Gevleugelde parthenogenetische vrouwtjes groeien in lengte tot 1, 2 - 1, 9 mm. Hun antennes zijn meestal korter dan het lichaam (echter langer dan bij vleugelloze parthenogenetische vrouwtjes), de borsten en koppen zijn zwart en de staarten met buisjes zijn iets korter dan bij vleugelloze parthenogenetische individuen. De larven van schadelijke parasieten worden gekenmerkt door een lichtere kleur en in het tweede larvale stadium vertonen nimfen al de beginselen van de vleugels.

Afbeelding
Afbeelding

De meloenluis wordt gekenmerkt door een niet-cyclische ontwikkeling en uitsluitend parthenogenetische voortplanting. Overwintering van larven en vleugelloze parthenogenetische vrouwtjes vindt plaats op de worteldelen van verschillende vaste planten - kroontjeskruid, herderstasje, weegbree, enzovoort. Ze zijn allemaal bestand tegen vorst tot min tien graden, en in kassen en kassen met kassen kunnen ze zich gedurende de winterperiode gemakkelijk voortplanten. Deze vraatzuchtige parasieten koloniseren meloenen en kalebassen nadat gevleugelde vrouwtjes uit hun overwinteringsgebied vliegen. In de regel overschrijdt de luchttemperatuur in dit geval vaak de twaalf graden. Gevleugelde vrouwtjes herleven van dertig tot veertig larven, en vleugelloze vrouwtjes - van veertig tot zestig. Elke generatie, van het larvale stadium tot het volwassen stadium, ontwikkelt zich gemiddeld negen tot twaalf dagen. Een bijzonder intensieve ontwikkeling van meloenbladluizen wordt waargenomen bij een matige luchtvochtigheid en temperatuur.

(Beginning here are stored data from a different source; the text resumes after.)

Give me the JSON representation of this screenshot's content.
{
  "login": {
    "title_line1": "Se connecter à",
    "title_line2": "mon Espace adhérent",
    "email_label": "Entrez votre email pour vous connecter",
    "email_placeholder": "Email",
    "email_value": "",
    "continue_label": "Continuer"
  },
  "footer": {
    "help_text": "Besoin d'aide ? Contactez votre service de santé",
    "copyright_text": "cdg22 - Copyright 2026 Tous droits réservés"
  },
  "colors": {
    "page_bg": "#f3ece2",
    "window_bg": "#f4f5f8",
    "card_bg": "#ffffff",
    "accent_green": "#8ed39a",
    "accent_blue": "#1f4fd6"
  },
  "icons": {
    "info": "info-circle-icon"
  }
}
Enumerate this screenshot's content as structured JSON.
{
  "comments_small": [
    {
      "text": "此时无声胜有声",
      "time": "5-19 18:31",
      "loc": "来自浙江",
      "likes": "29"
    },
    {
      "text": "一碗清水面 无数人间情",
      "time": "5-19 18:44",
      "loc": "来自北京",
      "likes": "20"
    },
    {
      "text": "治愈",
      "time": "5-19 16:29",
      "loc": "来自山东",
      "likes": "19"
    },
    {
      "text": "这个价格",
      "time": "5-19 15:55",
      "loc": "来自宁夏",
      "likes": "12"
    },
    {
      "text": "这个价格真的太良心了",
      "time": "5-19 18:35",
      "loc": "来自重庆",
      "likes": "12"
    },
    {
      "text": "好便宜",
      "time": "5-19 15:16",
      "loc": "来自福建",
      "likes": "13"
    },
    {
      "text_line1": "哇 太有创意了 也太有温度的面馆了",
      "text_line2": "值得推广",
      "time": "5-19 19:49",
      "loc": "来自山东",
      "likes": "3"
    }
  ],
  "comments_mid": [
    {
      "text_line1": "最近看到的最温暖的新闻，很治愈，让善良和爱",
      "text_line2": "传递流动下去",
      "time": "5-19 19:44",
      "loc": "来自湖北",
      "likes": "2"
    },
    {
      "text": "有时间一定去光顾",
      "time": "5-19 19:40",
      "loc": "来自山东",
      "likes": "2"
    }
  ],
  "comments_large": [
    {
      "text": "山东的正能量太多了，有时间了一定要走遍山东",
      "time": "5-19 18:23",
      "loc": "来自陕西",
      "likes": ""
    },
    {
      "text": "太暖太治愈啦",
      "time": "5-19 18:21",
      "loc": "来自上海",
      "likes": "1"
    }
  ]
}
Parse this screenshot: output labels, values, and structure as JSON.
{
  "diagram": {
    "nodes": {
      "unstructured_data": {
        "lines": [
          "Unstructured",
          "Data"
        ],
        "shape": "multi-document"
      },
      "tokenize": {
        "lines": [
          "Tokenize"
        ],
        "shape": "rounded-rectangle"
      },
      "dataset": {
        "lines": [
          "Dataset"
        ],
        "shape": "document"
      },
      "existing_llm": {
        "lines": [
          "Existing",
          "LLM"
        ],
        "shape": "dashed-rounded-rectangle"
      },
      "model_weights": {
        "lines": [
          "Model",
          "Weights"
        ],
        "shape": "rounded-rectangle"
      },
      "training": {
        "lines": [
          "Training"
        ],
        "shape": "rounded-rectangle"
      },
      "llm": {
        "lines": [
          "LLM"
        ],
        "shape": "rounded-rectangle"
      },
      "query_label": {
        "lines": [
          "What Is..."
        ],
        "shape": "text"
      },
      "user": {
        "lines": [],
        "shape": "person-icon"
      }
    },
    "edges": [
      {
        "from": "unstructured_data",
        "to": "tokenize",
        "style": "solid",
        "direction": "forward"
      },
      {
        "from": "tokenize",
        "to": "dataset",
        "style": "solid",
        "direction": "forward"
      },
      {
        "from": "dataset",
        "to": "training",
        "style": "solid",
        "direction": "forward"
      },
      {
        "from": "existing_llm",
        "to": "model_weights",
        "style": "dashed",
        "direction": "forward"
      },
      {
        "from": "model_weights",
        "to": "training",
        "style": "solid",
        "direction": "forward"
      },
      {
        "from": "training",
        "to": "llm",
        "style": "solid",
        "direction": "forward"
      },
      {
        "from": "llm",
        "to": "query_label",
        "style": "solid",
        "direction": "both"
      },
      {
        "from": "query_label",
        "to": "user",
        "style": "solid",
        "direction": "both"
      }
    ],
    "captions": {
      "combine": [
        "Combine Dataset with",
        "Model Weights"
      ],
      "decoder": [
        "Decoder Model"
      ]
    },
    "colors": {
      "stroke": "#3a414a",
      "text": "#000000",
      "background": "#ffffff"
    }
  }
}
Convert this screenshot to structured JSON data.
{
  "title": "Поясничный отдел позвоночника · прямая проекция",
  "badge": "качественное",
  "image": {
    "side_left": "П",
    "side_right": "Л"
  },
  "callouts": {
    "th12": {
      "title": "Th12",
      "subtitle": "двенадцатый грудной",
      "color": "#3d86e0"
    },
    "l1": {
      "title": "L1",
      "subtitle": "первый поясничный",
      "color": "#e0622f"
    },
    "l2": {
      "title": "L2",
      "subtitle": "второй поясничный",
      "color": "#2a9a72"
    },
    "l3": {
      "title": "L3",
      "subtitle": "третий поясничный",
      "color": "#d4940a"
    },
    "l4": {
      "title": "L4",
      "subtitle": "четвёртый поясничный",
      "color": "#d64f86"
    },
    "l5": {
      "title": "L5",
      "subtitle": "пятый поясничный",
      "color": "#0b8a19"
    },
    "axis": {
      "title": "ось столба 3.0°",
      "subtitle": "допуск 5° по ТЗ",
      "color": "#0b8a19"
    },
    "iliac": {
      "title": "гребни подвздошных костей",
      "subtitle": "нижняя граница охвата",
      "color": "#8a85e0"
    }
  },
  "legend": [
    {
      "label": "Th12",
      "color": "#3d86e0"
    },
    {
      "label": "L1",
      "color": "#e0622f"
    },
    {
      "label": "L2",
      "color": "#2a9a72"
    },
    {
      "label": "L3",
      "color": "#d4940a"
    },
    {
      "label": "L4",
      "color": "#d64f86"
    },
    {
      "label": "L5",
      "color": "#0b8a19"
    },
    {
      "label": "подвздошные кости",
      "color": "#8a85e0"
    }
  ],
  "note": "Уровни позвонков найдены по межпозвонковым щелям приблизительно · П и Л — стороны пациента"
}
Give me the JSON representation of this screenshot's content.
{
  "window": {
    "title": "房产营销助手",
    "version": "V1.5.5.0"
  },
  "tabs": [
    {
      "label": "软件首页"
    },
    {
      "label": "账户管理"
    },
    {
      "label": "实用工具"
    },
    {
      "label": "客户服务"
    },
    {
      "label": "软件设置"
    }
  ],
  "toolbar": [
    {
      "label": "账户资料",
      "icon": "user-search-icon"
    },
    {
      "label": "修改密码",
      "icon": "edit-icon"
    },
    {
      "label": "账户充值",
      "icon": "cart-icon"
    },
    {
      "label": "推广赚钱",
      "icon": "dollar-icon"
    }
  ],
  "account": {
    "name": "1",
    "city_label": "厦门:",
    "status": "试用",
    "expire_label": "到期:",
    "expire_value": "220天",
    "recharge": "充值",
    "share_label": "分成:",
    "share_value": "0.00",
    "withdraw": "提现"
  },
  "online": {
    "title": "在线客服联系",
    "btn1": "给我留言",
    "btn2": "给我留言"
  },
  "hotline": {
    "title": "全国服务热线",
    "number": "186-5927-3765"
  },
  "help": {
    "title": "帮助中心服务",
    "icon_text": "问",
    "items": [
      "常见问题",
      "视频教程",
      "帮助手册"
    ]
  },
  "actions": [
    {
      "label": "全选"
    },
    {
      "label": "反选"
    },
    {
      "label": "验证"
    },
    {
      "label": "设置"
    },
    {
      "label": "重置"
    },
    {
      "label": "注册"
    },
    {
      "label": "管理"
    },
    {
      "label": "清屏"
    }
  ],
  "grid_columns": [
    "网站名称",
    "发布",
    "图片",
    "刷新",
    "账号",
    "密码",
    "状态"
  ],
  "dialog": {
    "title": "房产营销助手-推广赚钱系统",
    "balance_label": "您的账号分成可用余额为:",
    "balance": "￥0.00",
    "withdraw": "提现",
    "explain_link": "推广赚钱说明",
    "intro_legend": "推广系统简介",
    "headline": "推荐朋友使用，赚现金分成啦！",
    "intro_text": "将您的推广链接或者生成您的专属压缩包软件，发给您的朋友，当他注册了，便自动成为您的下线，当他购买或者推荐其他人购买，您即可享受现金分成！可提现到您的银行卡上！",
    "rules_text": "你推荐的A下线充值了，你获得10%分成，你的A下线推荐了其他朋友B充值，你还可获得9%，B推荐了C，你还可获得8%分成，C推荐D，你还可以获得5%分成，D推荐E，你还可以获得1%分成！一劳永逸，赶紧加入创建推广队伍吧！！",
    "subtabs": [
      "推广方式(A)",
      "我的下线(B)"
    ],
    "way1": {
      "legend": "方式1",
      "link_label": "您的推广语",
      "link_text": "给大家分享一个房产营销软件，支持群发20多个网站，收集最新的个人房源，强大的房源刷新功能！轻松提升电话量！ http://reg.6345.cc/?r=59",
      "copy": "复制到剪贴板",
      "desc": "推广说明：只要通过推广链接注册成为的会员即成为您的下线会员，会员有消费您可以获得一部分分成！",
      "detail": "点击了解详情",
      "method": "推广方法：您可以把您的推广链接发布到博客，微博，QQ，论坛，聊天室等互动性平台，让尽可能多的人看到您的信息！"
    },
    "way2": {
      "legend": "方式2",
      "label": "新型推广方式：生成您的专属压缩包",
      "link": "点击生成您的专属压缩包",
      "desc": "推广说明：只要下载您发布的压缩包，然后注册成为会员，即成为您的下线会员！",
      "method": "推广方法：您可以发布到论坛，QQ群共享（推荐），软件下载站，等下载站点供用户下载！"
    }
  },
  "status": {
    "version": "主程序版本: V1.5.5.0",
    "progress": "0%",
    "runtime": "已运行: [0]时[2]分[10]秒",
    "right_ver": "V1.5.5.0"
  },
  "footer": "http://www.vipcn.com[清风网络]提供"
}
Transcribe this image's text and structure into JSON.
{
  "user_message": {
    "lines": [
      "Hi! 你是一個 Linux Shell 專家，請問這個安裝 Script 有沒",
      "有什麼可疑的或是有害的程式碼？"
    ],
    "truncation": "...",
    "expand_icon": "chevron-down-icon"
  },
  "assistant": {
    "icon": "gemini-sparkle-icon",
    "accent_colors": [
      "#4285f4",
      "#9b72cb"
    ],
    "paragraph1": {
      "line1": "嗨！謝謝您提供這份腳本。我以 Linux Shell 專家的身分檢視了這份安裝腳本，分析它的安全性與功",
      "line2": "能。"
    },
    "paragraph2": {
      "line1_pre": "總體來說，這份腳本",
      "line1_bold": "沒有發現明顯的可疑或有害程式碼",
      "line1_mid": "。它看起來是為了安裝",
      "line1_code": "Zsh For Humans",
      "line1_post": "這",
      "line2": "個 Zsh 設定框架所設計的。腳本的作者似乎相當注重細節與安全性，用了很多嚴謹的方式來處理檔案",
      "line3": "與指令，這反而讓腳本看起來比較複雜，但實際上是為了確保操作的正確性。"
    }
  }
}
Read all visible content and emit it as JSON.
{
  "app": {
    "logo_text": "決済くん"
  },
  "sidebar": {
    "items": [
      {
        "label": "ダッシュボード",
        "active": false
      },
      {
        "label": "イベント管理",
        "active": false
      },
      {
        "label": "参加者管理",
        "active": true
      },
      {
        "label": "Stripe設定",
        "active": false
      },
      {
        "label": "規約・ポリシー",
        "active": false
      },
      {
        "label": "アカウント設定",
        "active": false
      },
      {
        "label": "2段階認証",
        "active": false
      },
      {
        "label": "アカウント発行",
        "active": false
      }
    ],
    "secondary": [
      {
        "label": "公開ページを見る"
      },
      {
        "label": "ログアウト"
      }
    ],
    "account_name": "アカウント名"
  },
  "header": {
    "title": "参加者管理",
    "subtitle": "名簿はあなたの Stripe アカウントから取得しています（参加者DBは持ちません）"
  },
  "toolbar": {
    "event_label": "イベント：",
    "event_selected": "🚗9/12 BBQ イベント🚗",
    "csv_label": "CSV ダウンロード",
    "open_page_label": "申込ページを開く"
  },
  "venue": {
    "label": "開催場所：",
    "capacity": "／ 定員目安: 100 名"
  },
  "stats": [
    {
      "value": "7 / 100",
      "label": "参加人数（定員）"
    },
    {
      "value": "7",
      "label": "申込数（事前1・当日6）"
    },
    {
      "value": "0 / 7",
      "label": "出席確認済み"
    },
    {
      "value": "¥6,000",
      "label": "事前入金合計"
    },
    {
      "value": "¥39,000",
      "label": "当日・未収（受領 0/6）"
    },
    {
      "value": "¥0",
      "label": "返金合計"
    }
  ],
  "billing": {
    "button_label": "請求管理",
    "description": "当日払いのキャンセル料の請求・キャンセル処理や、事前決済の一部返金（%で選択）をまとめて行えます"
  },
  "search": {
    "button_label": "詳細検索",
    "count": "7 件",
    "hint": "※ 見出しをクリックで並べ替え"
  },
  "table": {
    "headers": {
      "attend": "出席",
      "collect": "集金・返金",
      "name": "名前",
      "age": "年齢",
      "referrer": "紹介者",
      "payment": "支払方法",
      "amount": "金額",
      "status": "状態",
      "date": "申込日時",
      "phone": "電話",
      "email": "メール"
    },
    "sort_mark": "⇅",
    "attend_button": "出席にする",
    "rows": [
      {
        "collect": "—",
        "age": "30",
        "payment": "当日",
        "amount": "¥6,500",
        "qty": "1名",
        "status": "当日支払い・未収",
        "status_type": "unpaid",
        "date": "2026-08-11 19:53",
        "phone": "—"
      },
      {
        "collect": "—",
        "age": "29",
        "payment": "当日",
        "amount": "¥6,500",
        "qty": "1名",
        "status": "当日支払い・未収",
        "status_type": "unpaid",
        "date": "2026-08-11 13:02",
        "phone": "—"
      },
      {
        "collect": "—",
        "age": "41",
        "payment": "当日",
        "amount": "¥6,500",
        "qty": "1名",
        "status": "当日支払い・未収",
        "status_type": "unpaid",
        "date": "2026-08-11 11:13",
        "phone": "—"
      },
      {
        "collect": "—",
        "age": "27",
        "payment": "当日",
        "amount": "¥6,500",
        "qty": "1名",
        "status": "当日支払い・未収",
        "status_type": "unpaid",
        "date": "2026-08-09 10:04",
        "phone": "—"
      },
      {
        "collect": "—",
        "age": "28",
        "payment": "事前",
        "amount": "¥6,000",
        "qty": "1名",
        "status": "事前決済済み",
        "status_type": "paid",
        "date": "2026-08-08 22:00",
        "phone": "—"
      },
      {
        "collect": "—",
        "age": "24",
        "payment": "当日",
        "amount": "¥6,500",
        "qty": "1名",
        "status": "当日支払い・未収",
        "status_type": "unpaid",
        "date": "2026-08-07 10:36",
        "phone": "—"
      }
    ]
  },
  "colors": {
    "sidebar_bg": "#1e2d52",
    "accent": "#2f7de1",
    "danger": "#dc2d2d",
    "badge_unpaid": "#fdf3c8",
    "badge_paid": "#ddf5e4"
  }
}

De bladeren van de gewassen die worden aangevallen door de meloenbladluis draaien, de eierstokken met bloemen vallen eraf en de stengels zijn merkbaar gebogen. In de regel vormen deze plagen hun kolonies op de onderste delen van de bladeren, maar vaak worden ze ook gevonden op jonge vruchten, maar ook op bloemen en stengels. In de kortst mogelijke tijd zuigen ze alle sappen uit de groene delen van de groeiende gewassen, waardoor ze geel worden, kreuken en uitdrogen. En de kleverige uitwerpselen die door de meloenbladluizen worden uitgescheiden, dragen in hoge mate bij aan de ontwikkeling van schimmel- en virale aandoeningen (Alternaria, anthracnose en vele anderen).

Afbeelding
Afbeelding

Hoe te vechten?

Onkruidvegetatie voor preventieve doeleinden moet systematisch van de locaties worden verwijderd. En insecticiden tegen meloenbladluizen beginnen te worden gebruikt als ze in de eerste helft van het seizoen 7 tot 15% van de geteelde gewassen kunnen bevolken. Het is het beste om te gebruiken voor het spuiten van preparaten zoals "Fury", "Karate" en "Actellic".

Systemische insecticiden ("Aktara", "Confidor", enz.) Hebben zich behoorlijk goed bewezen in de strijd tegen meloenbladluizen. Het is vooral goed om ze gelijktijdig met druppelirrigatie te gebruiken.

Het aantal meloenbladluizen wordt ook beperkt door verschillende roofinsecten. De larven en het imago van deze vraatzuchtige parasieten zullen niet weigeren zich tegoed te doen aan de larven van sirfid vliegen, roofwantsen en roofzuchtige galmuggen. Ook kunnen plagen endoparasieten uit de families van bladluizen, bladluizen, enz. infecteren. Lieveheersbeestjes zijn ook uitstekende natuurlijke vijanden van de schadelijke meloenbladluis.